The Supreme Court heard arguments in January, the same day that it also heard a separate case pitting Texas against New Mexico and Colorado over waters in the Rio Grande Basin. Both cases tested the extent to which the federal government should be involved in the increasing number of interstate water disputes making their way in front of the Supreme Court (E&E News PM, Jan. 8).
'Too strict a standard'
Breyer, who previously called the federal government's absence from Florida v. Georgia a "mystery," today wrote for the majority that the special master applied the wrong standard in the case.
The special master "put the cart before the horse," Breyer wrote, by requiring that Florida must prove with "clear and convincing" evidence at this point in the litigation that a cap on Georgia's problems would ameliorate its water problems.
"We conclude that the Special Master applied too strict a standard when he determined that the Court would not be able to fashion an appropriate equitable decree," Breyer wrote.
The record, according to Breyer, shows that Florida's proposed cap would result in the release of "considerable extra water" into Lake Seminole, which sits at the border between the two states. The Army Corps controls flows from the lake.
While there are many factors that go into how the corps operates, Breyer said that "it cannot now be said that an effort to shape a decree here will prove 'a vain thing.'"
Under a cap, the corps is likely to permit and in some cases would be required to ensure that "material amounts" of additional water flow into Florida during both nondrought and drought conditions, Breyer added.
"The United States has made clear that the Corps will work to accommodate any determinations and obligations the Court sets forth if a final decree equitably apportioning the Basin's waters proves justified in this case," the opinion says.

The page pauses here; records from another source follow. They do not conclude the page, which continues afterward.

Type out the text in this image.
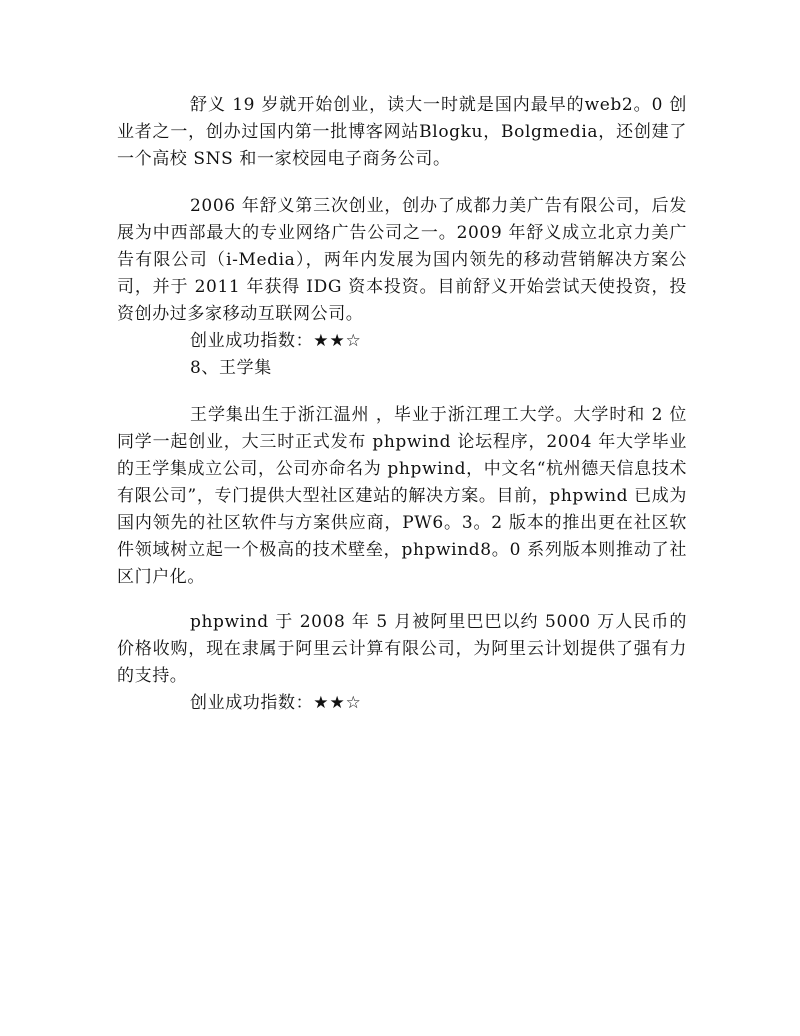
舒义 19 岁就开始创业，读大一时就是国内最早的web2。0 创业者之一，创办过国内第一批博客网站Blogku，Bolgmedia，还创建了一个高校 SNS 和一家校园电子商务公司。

2006 年舒义第三次创业，创办了成都力美广告有限公司，后发展为中西部最大的专业网络广告公司之一。2009 年舒义成立北京力美广告有限公司（i-Media），两年内发展为国内领先的移动营销解决方案公司，并于 2011 年获得 IDG 资本投资。目前舒义开始尝试天使投资，投资创办过多家移动互联网公司。

创业成功指数：★★☆

8、王学集

王学集出生于浙江温州 ，毕业于浙江理工大学。大学时和 2 位同学一起创业，大三时正式发布 phpwind 论坛程序，2004 年大学毕业的王学集成立公司，公司亦命名为 phpwind，中文名“杭州德天信息技术有限公司”，专门提供大型社区建站的解决方案。目前，phpwind 已成为国内领先的社区软件与方案供应商，PW6。3。2 版本的推出更在社区软件领域树立起一个极高的技术壁垒，phpwind8。0 系列版本则推动了社区门户化。

phpwind 于 2008 年 5 月被阿里巴巴以约 5000 万人民币的价格收购，现在隶属于阿里云计算有限公司，为阿里云计划提供了强有力的支持。

创业成功指数：★★☆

Justice Clarence Thomas dissented. He wrote that the special master applied the "correct legal standard."
"He applied the ordinary balance-of-harms test dictated by this Court's precedents," Thomas wrote. "His findings are plainly correct and establish that Georgia should prevail."
The ruling did not fall along ideological lines.
Breyer, a Clinton appointee, was joined in his opinion by Chief Justice John Roberts and Justice Anthony Kennedy, both appointed by Republican presidents, as well as Justices Ruth Bader Ginsburg and Sonia Sotomayor, appointed by Democratic presidents. Justices Samuel Alito and Neil Gorsuch joined their fellow Republican appointee Thomas in his dissent, along with Democrat appointee Elena Kagan.
The legal battle over the ACF River Basin is likely to drag on for years.
Not only will the special master reconsider Florida's claims, but environmentalists are separately suing the Army Corps over its water manual, which gave the Atlanta metro region virtually all the water it needs through 2050 from the ACF River Basin.
Gil Rogers, director of the Southern Environmental Law Center's Georgia and Alabama offices, said today's decision reflects the complexities involved in resolving differences among states over water rights.
"Today's decision illustrates just how complicated these interstate water battles can be, particularly when there are key decisionmakers missing from the table," Rogers said. "By allowing for additional time to brief the issues, we hope this will provide an opportunity to forge a better, long-term solution for the river system overall."